Architect: Joseph, Smitherm, and Joseph
No Interior Access
This was the single largest piece of urban renewal in Edwardian Dublin, and was commissioned by the Earl of Iveagh to clean up the slums that surrounded St Patrick's Cathedral of which he was funding the restoration. London architects Joseph, Smitherm, and Joseph designed the entire scheme. The centrepiece of the Trust scheme was the Iveagh Baths on Bride Street. A fine example of early Art Nouveau, the baths are brick set on a granite plinth, decorated with terracotta panels. Until its conversion in the 1990s, this contained a fully intact interior entered through a doorway surmounted by a copper clad dome. The interior has now been much altered but the exterior survives to be enjoyed.
Designed by the City Architect C.J. McCarthy and completed in 1904, the Bull Alley Corporation housing scheme was designed to complement the adjacent Iveagh Trust Scheme. These housing blocks are of five stories surmounted by copper domes over stairwells and ornate art nouveau details in the gable ends.
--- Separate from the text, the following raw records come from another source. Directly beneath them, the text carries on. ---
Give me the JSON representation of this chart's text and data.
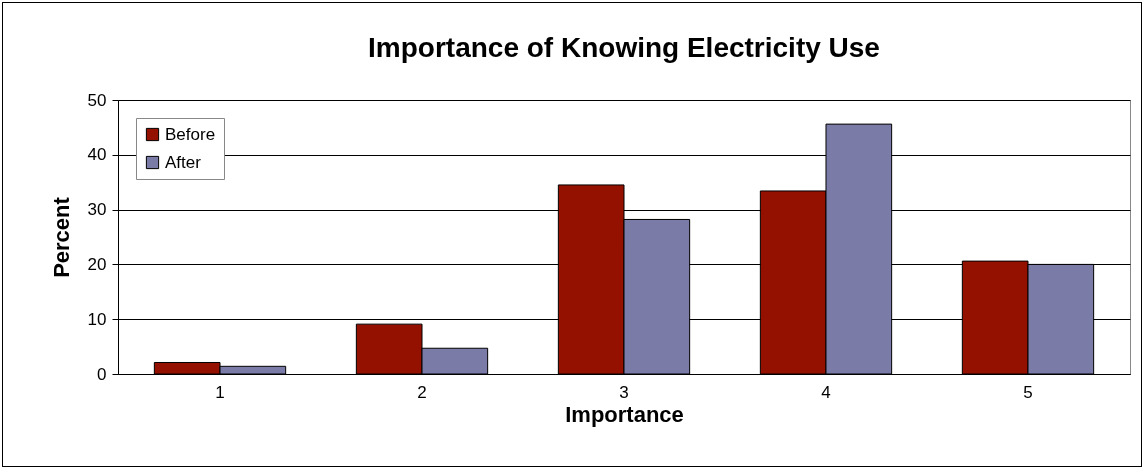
{
  "chart_data": {
    "type": "bar",
    "title": "Importance of Knowing Electricity Use",
    "xlabel": "Importance",
    "ylabel": "Percent",
    "categories": [
      "1",
      "2",
      "3",
      "4",
      "5"
    ],
    "series": [
      {
        "name": "Before",
        "color": "#941100",
        "values": [
          2.1,
          9.1,
          34.5,
          33.4,
          20.6
        ]
      },
      {
        "name": "After",
        "color": "#7b7ba8",
        "values": [
          1.4,
          4.7,
          28.2,
          45.6,
          20.0
        ]
      }
    ],
    "ylim": [
      0,
      50
    ],
    "yticks": [
      0,
      10,
      20,
      30,
      40,
      50
    ],
    "grid": "y",
    "legend": "top left"
  }
}
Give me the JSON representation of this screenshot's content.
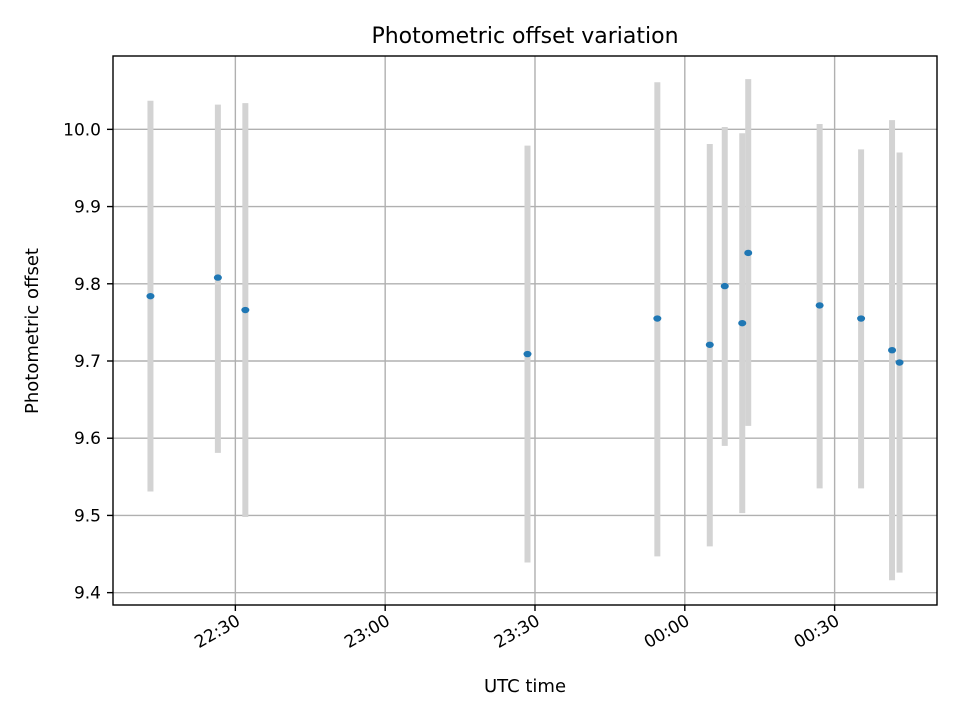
{
  "chart_data": {
    "type": "scatter",
    "title": "Photometric offset variation",
    "xlabel": "UTC time",
    "ylabel": "Photometric offset",
    "x_ticks": [
      "22:30",
      "23:00",
      "23:30",
      "00:00",
      "00:30"
    ],
    "y_ticks": [
      "9.4",
      "9.5",
      "9.6",
      "9.7",
      "9.8",
      "9.9",
      "10.0"
    ],
    "xlim": [
      "22:05:30",
      "00:50:30"
    ],
    "ylim": [
      9.384,
      10.095
    ],
    "grid": true,
    "colors": {
      "point": "#1f77b4",
      "errorbar": "#d3d3d3",
      "grid": "#b0b0b0"
    },
    "points": [
      {
        "time": "22:13",
        "y": 9.784,
        "y_low": 9.531,
        "y_high": 10.037
      },
      {
        "time": "22:26.5",
        "y": 9.808,
        "y_low": 9.581,
        "y_high": 10.032
      },
      {
        "time": "22:32",
        "y": 9.766,
        "y_low": 9.498,
        "y_high": 10.034
      },
      {
        "time": "23:28.5",
        "y": 9.709,
        "y_low": 9.439,
        "y_high": 9.979
      },
      {
        "time": "23:54.5",
        "y": 9.755,
        "y_low": 9.447,
        "y_high": 10.061
      },
      {
        "time": "00:05",
        "y": 9.721,
        "y_low": 9.46,
        "y_high": 9.981
      },
      {
        "time": "00:08",
        "y": 9.797,
        "y_low": 9.59,
        "y_high": 10.003
      },
      {
        "time": "00:11.5",
        "y": 9.749,
        "y_low": 9.503,
        "y_high": 9.995
      },
      {
        "time": "00:12.7",
        "y": 9.84,
        "y_low": 9.616,
        "y_high": 10.065
      },
      {
        "time": "00:27",
        "y": 9.772,
        "y_low": 9.535,
        "y_high": 10.007
      },
      {
        "time": "00:35.3",
        "y": 9.755,
        "y_low": 9.535,
        "y_high": 9.974
      },
      {
        "time": "00:41.5",
        "y": 9.714,
        "y_low": 9.416,
        "y_high": 10.012
      },
      {
        "time": "00:43",
        "y": 9.698,
        "y_low": 9.426,
        "y_high": 9.97
      }
    ]
  }
}
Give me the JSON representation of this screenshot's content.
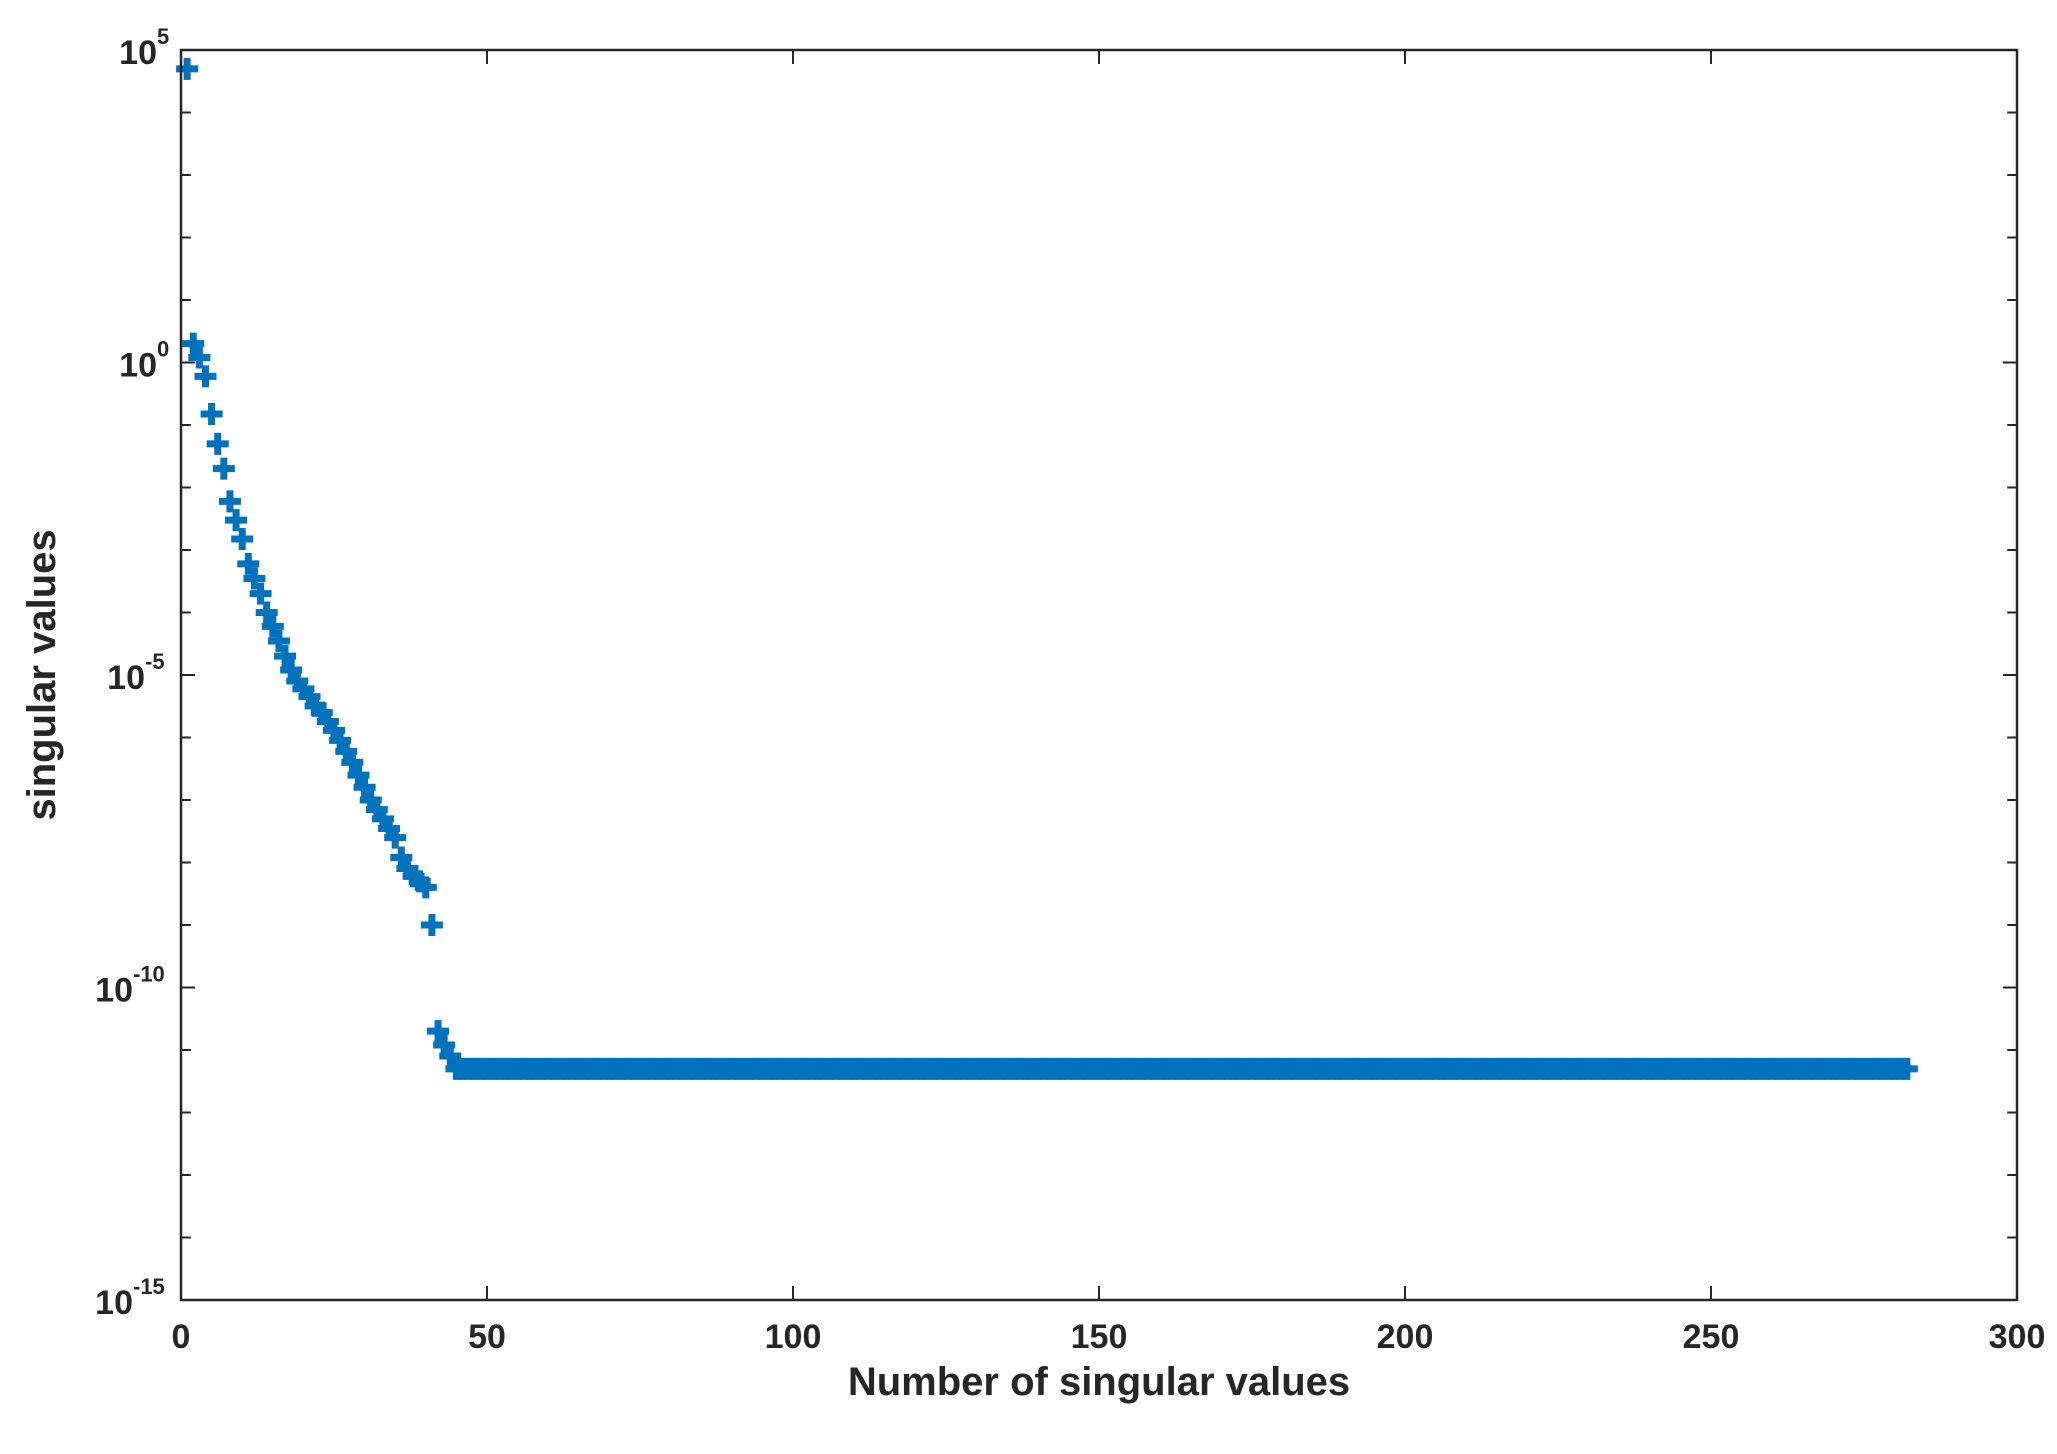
{
  "chart_data": {
    "type": "scatter",
    "title": "",
    "xlabel": "Number of singular values",
    "ylabel": "singular values",
    "xlim": [
      0,
      300
    ],
    "ylim": [
      1e-15,
      100000.0
    ],
    "yscale": "log",
    "grid": false,
    "marker": "plus",
    "color": "#0072BD",
    "x_ticks": [
      {
        "value": 0,
        "label": "0"
      },
      {
        "value": 50,
        "label": "50"
      },
      {
        "value": 100,
        "label": "100"
      },
      {
        "value": 150,
        "label": "150"
      },
      {
        "value": 200,
        "label": "200"
      },
      {
        "value": 250,
        "label": "250"
      },
      {
        "value": 300,
        "label": "300"
      }
    ],
    "y_ticks": [
      {
        "value": 100000.0,
        "base": "10",
        "exp": "5"
      },
      {
        "value": 1.0,
        "base": "10",
        "exp": "0"
      },
      {
        "value": 1e-05,
        "base": "10",
        "exp": "-5"
      },
      {
        "value": 1e-10,
        "base": "10",
        "exp": "-10"
      },
      {
        "value": 1e-15,
        "base": "10",
        "exp": "-15"
      }
    ],
    "series": [
      {
        "x": [
          1,
          2,
          3,
          4,
          5,
          6,
          7,
          8,
          9,
          10,
          11,
          12,
          13,
          14,
          15,
          16,
          17,
          18,
          19,
          20,
          21,
          22,
          23,
          24,
          25,
          26,
          27,
          28,
          29,
          30,
          31,
          32,
          33,
          34,
          35,
          36,
          37,
          38,
          39,
          40,
          41,
          42,
          43,
          44
        ],
        "y": [
          50000,
          2.0,
          1.2,
          0.6,
          0.15,
          0.05,
          0.02,
          0.006,
          0.003,
          0.0015,
          0.0006,
          0.00035,
          0.0002,
          0.0001,
          6e-05,
          3.5e-05,
          2e-05,
          1.2e-05,
          8e-06,
          6e-06,
          4.5e-06,
          3.2e-06,
          2.5e-06,
          1.8e-06,
          1.3e-06,
          9e-07,
          6e-07,
          4e-07,
          2.5e-07,
          1.6e-07,
          1e-07,
          7e-08,
          5e-08,
          3.5e-08,
          2.5e-08,
          1.2e-08,
          8e-09,
          6e-09,
          5e-09,
          4e-09,
          1e-09,
          2e-11,
          1.2e-11,
          8e-12
        ]
      },
      {
        "x_start": 45,
        "x_end": 282,
        "x_step": 1,
        "y_constant": 5e-12
      }
    ]
  }
}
The ground floor of the buildings was devoted to small shop units, most of which are still in use today.
The most dominant building on Bull Alley is the Vocational Education College (VEC) designed in a Flemish Renaissance style by L.A. McDonnell. Easily the best site in the Iveagh Trust scheme, its faces across the park to the Cathedral, the park itself was created by Lord Iveagh by removing existing slums which where built up to the side of the Cathedral. The building has fine stone carving and decoration and was recently restored and cleaned. Although Bull Alley is the name of one street, it has also come to mean the complete area of housing on Ross Road, Bride Street, and Bull Alley itself.